Tentu saja kalau pasangannya Edel, tak akan pernah ia dengar balasan serupa. Gadis itu justru masih tak percaya dengan apa yang sedang terjadi. Mungkinkah ini hanya mimpi atau memang nyata?

"I-iya sama-sama, Regan." Edel menundukkan kepala. Masih bingung dengan keputusan yang sudah ia ambil. Apakah sudah tepat atau justru merugikan banyak pihak?

Tiba-tiba saja seorang cowok yang baru saja keluar dari kelas dan hendak mencari kenyamanan di area taman sekolah dibuat terkejut. Rahangnya mengetat, bahkan kedua tangannya pun ikut mengepal.

Napasnya yang memburu membuat segala ekspetasi akan relaksasi otak seketika pergi melarikan diri. Benarkah yang ia saksikan di hadapannya ini bukan sang sepupu?

Sakit rasanya melihat kebersamaan mereka. Dari jauh-jauh hari ia sudah memberi tahu Edel bahwa sampai kapan pun, tak 'kan pernah ia beri izin untuk berdekatan seperti ini.

Namun, sekarang ... nyatanya semua berbeda. Apa yang terucap melalui bibir, justru berbalik dengan kondisi hati. Ternyata ia sudah salah menaruh kepercayaan. Dipikirnya Edel adalah sepupu terbaik yang akan selalu setia menuruti segala nasihatnya.

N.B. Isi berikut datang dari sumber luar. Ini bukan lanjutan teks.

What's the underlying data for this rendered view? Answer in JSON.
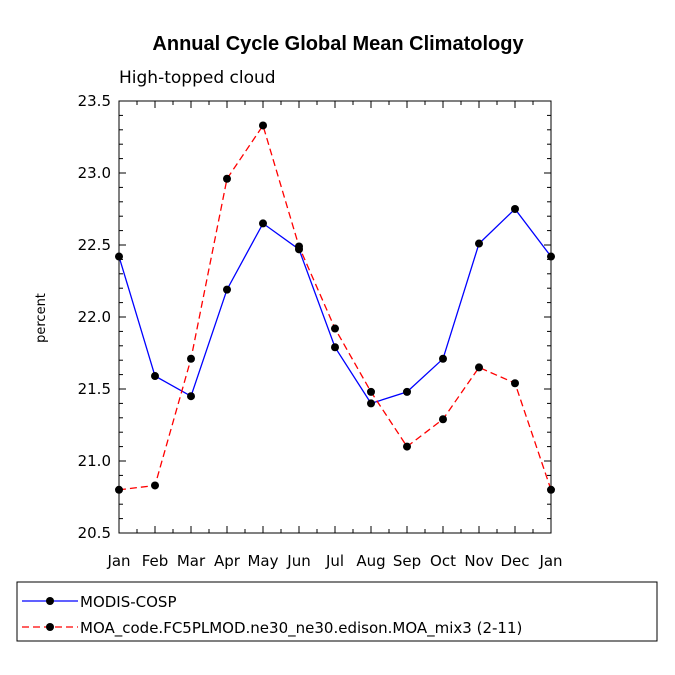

Daun segera melangkah ke hadapan mereka. Berdiri tegap sembari menyaksikan betapa romantisnya mereka saat ini. Saling menikmati betapa lembutnya belaian sang lelaki.

"Gue cukup tau aja kalau selama ini lo main belakang." Daun tersenyum sinis sembari menggelengkan kepala tak percaya. Kemudian mendengus, lalu menertawakan betapa mirisnya rasa percaya yang diabaikan begitu saja.

"K-kak, Da-daun." Edel segera bangkit bersama tetesan air mata. Meluncur secara perlahan, tapi terasa seperti tak 'kan pernah berhenti.

"Iya, nggak usah nyesel kayak gitu. Gue tau, lo lebih percaya sama orang yang udah hampir bunuh lo di kolam." Daun seketika bertepuk tangan di udara. Kaget. Ternyata seseorang yang hampir menjadi pembunuh justru lebih berharga dibandingkan semua kebaikkan yang sudah diberikan.

Regan masih terdiam kaku di atas kursi. Tak tahu harus menjawab apa, tapi di satu sisi ia sadar bahwa penyebab dari ini semua adalah dirinya sendiri.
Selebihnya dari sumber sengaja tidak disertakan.